Gonna try thre tommorow. Never been before. Any ramps on the Ohio side. Would like for my two boys to catch something. Strippers or wipers maybe. Any tips.......


----------



## powerstrokethis (Mar 17, 2008)

3/4 oz jigging spoons have worked for us around the lock approach they are also really easy for kids or anyone for that matter to use, we catch all kinds of species on them sauger to catfish and white bass. 
Outdoor Hub mobile, the outdoor information engine


----------



## Bassky (Oct 7, 2008)

Neville ramp, just east of Moscow on Rt 52. Nice ramp only 1 mile below dam. Went yesterday, fished from 5:30 am till noon.

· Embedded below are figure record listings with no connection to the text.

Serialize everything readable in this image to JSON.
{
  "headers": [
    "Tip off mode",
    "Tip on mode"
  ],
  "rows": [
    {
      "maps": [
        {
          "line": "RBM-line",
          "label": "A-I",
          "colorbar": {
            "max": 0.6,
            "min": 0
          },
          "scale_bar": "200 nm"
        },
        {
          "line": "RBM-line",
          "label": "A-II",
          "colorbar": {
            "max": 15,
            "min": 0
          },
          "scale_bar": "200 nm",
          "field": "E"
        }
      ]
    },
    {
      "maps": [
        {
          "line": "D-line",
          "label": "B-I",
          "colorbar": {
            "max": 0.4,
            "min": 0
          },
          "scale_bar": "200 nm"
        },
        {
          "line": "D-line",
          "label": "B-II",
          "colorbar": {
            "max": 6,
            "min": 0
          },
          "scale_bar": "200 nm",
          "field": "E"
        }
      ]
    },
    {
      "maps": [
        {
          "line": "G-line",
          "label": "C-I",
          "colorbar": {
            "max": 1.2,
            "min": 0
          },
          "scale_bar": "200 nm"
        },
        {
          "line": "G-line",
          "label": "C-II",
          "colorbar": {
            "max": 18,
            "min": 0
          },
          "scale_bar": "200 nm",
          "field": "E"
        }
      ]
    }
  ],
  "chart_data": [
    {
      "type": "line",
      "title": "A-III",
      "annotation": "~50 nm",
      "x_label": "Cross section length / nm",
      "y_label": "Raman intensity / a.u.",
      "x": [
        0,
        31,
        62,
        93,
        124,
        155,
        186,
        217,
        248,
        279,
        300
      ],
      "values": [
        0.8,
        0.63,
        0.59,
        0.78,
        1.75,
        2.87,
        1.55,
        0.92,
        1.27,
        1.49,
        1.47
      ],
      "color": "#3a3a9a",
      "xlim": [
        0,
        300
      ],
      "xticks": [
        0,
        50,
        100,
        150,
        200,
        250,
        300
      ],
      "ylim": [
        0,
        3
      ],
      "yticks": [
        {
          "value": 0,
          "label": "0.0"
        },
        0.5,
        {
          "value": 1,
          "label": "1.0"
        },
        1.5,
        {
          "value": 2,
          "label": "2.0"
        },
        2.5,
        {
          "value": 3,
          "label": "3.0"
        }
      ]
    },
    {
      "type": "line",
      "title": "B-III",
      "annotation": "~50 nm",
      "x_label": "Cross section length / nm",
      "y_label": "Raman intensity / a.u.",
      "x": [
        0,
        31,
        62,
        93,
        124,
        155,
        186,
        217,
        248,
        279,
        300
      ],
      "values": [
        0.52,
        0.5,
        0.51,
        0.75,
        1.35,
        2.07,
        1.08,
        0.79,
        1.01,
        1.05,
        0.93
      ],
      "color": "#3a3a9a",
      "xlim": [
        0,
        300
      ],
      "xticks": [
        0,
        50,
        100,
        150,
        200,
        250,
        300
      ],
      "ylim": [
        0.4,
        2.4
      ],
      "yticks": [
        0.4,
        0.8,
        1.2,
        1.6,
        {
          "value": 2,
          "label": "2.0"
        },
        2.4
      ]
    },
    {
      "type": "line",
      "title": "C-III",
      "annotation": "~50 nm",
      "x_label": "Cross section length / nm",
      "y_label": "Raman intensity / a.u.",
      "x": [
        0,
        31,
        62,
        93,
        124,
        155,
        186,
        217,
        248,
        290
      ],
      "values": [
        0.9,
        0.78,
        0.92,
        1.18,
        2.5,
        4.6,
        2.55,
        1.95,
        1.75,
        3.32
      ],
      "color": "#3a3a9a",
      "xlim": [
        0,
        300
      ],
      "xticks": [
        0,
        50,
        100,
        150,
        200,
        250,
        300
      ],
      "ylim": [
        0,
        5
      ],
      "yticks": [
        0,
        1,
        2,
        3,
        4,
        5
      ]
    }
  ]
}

Fishing was slow. Caught 2 drum, 1 lm bass, 1 sm bass. No whites or stripers.
Bassky


----------



## SOSmith (Mar 21, 2008)

Did u anchor down. Or do you drift around. No sure how close you can get to dam. I caught a few white and that was it

Outdoor Hub mobile, the outdoor information engine


----------



## Bassky (Oct 7, 2008)

no anchor. Stayed on the TM below the dam. Got about 100 yards below the dam on the KY side fishing the rocky banks.
Bassky


----------



## FischerKing (Nov 18, 2011)

I'm going to be heading down to the river this weekend and fish for lg/sm/ky bass, anybody been down to the medal pool lately, I'm going to be putting in at Augusta, and with a small boat and motor will not be able to run to far. Just wondering if the fish are in the creeks or the river and how this rain we are supposed to get will effect the fishing, or any baits that have been hotter than others? Any help would be greatly appreciated! Thanks in advance ! 


Outdoor Hub mobile, the outdoor information engine


----------



## Bassky (Oct 7, 2008)

look for the shad. Bracken creek right there in Augusta. Fish SHALLOW, fish the stumps or any isolated wood with a small worm, 4" in green pumpkin or black/blue. Locust Creek is good. Fish the mouth there too. Any wood on mainlake or weedbeds.
No shad, no bass.
Bassky


----------